Cette mode revivaliste, au bénéfice des pionniers du rock, et qui connaîtra force et vigueur toutes les années soixante-dix durant, lui permettra de s’assurer un troisième temps de carrière tout à fait digne : un hit modeste (« Freedom Blues » en juin 1970), une extravagance désormais assumée (bien davantage que celle de son pâle alter-ego Esquerita, qui aura au moins eu le mérite de lui inculquer ses premiers rudiments de piano, Little Richard reste, tout mascara et vertigineuse perruque dehors, l’absolue et flamboyante diva du rock), de percutantes apparitions à la télévision américaine, et un rôle baroque dans le film Down and Out in Beverly Hills (Le Clochard de Beverly Hills, et « Great Gosh a-Mighty », nouveau tube extrait de la bande originale) le consacrent comme une icône définitive de l’art populaire.

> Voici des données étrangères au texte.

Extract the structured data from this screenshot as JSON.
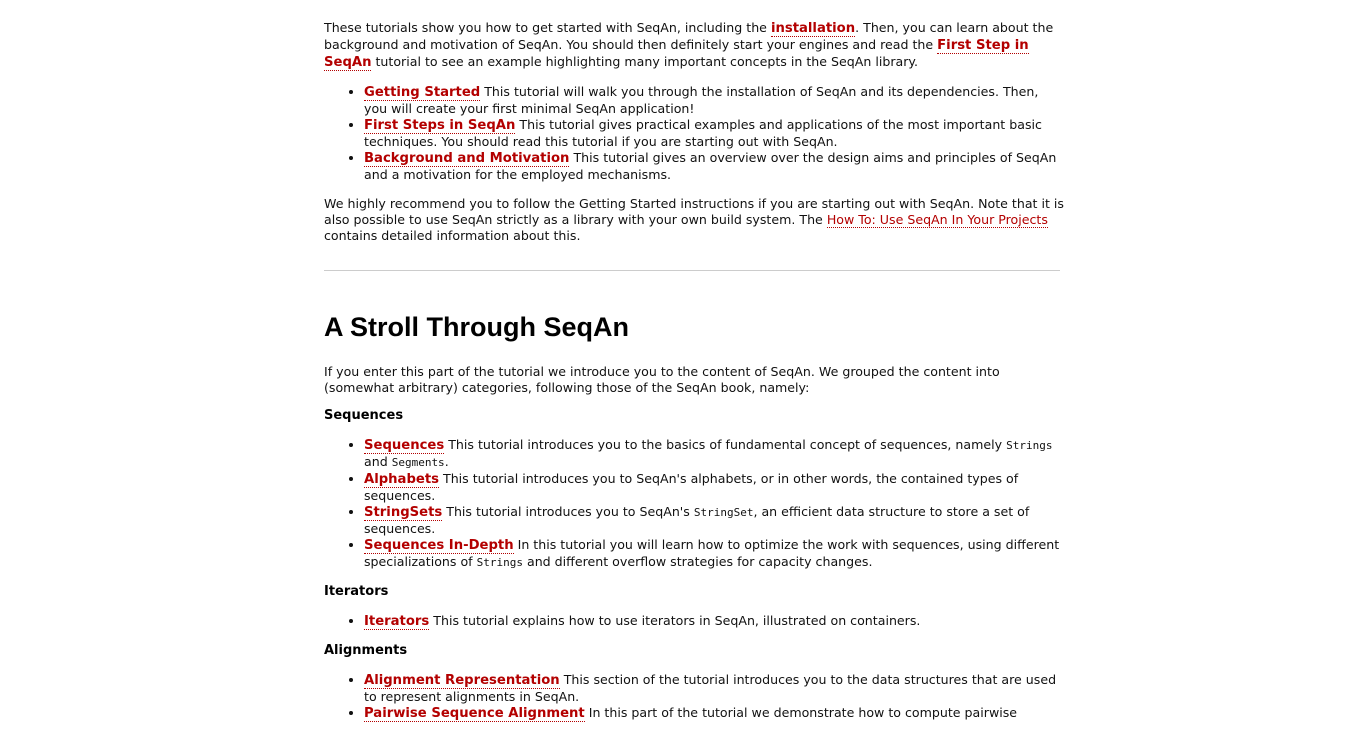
{
  "intro": {
    "text_1": "These tutorials show you how to get started with SeqAn, including the ",
    "link_installation": "installation",
    "text_2": ". Then, you can learn about the background and motivation of SeqAn. You should then definitely start your engines and read the ",
    "link_first_step": "First Step in SeqAn",
    "text_3": " tutorial to see an example highlighting many important concepts in the SeqAn library."
  },
  "getting_started_list": [
    {
      "link": "Getting Started",
      "text": " This tutorial will walk you through the installation of SeqAn and its dependencies. Then, you will create your first minimal SeqAn application!"
    },
    {
      "link": "First Steps in SeqAn",
      "text": " This tutorial gives practical examples and applications of the most important basic techniques. You should read this tutorial if you are starting out with SeqAn."
    },
    {
      "link": "Background and Motivation",
      "text": " This tutorial gives an overview over the design aims and principles of SeqAn and a motivation for the employed mechanisms."
    }
  ],
  "recommend": {
    "text_1": "We highly recommend you to follow the Getting Started instructions if you are starting out with SeqAn. Note that it is also possible to use SeqAn strictly as a library with your own build system. The ",
    "link": "How To: Use SeqAn In Your Projects",
    "text_2": " contains detailed information about this."
  },
  "stroll": {
    "heading": "A Stroll Through SeqAn",
    "intro": "If you enter this part of the tutorial we introduce you to the content of SeqAn. We grouped the content into (somewhat arbitrary) categories, following those of the SeqAn book, namely:"
  },
  "sequences": {
    "heading": "Sequences",
    "items": {
      "sequences": {
        "link": "Sequences",
        "text_1": " This tutorial introduces you to the basics of fundamental concept of sequences, namely ",
        "code_1": "Strings",
        "text_2": " and ",
        "code_2": "Segments",
        "text_3": "."
      },
      "alphabets": {
        "link": "Alphabets",
        "text": " This tutorial introduces you to SeqAn's alphabets, or in other words, the contained types of sequences."
      },
      "stringsets": {
        "link": "StringSets",
        "text_1": " This tutorial introduces you to SeqAn's ",
        "code": "StringSet",
        "text_2": ", an efficient data structure to store a set of sequences."
      },
      "in_depth": {
        "link": "Sequences In-Depth",
        "text_1": " In this tutorial you will learn how to optimize the work with sequences, using different specializations of ",
        "code": "Strings",
        "text_2": " and different overflow strategies for capacity changes."
      }
    }
  },
  "iterators": {
    "heading": "Iterators",
    "items": [
      {
        "link": "Iterators",
        "text": " This tutorial explains how to use iterators in SeqAn, illustrated on containers."
      }
    ]
  },
  "alignments": {
    "heading": "Alignments",
    "items": [
      {
        "link": "Alignment Representation",
        "text": " This section of the tutorial introduces you to the data structures that are used to represent alignments in SeqAn."
      },
      {
        "link": "Pairwise Sequence Alignment",
        "text": " In this part of the tutorial we demonstrate how to compute pairwise"
      }
    ]
  },
  "colors": {
    "link": "#b30000",
    "text": "#111111",
    "rule": "#cccccc"
  }
}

Elvis Presley et les Beatles l’ont chanté (« Long Tall Sally » fut la dernière chanson du dernier concert de la dernière tournée des enfants de Liverpool en Amérique), car il fut l’archétype du rock, juvénile, outrancier et impétueux. Paul McCartney (« I’m Down ») et Creedence Clearwater Revival (« Travelin’ Band ») l’ont affectueusement plagié, comme un salut respectueux à un grand frère. Litttle Richard osa l’ambiguïté sexuelle bien avant David Bowie. Après avoir collaboré avec rien moins que Canned Heat, Jefferson Airplane, ou les Beach Boys, enregistré un album de duos en compagnie d’Elton John, celui dont dix-huit des quarante-cinq tours ont dépassé le million d’exemplaires, s’est désormais reconverti au télé-évangélisme. Il apparaît dans un épisode des aventures du Lieutenant Columbo (Peter Falk), enregistre un album pour le compte de Disney (Shake It All About, son dernier en 1992), et tempère ses déclarations misogynes et homophobes (sic) par une nouvelle conversion au judaïsme.

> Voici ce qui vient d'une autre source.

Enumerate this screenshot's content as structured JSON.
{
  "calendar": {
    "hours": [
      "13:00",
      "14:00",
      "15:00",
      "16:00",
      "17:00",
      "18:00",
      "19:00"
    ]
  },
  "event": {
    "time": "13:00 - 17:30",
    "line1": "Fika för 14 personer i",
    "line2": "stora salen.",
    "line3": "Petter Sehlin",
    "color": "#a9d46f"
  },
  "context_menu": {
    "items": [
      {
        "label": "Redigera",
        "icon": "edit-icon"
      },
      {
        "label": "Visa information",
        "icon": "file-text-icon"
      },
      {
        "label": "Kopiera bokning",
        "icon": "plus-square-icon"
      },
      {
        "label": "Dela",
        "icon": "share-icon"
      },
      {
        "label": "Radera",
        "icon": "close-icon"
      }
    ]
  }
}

Et comme il a le bon goût d’alterner ses séjours dans le monde vulgaire, et ses retraites religieuses, un permanent va-et-vient entre le Révérend Penniman-Docteur Jekyll et Little Richard-Mister Hyde, son déchirement mystique, sa dualité assumée, en font l’une des personnalités les plus attachantes de la musique populaire américaine, et de Richard le Petit le plus fidèle serviteur du dieu Rock ‘n’ Roll.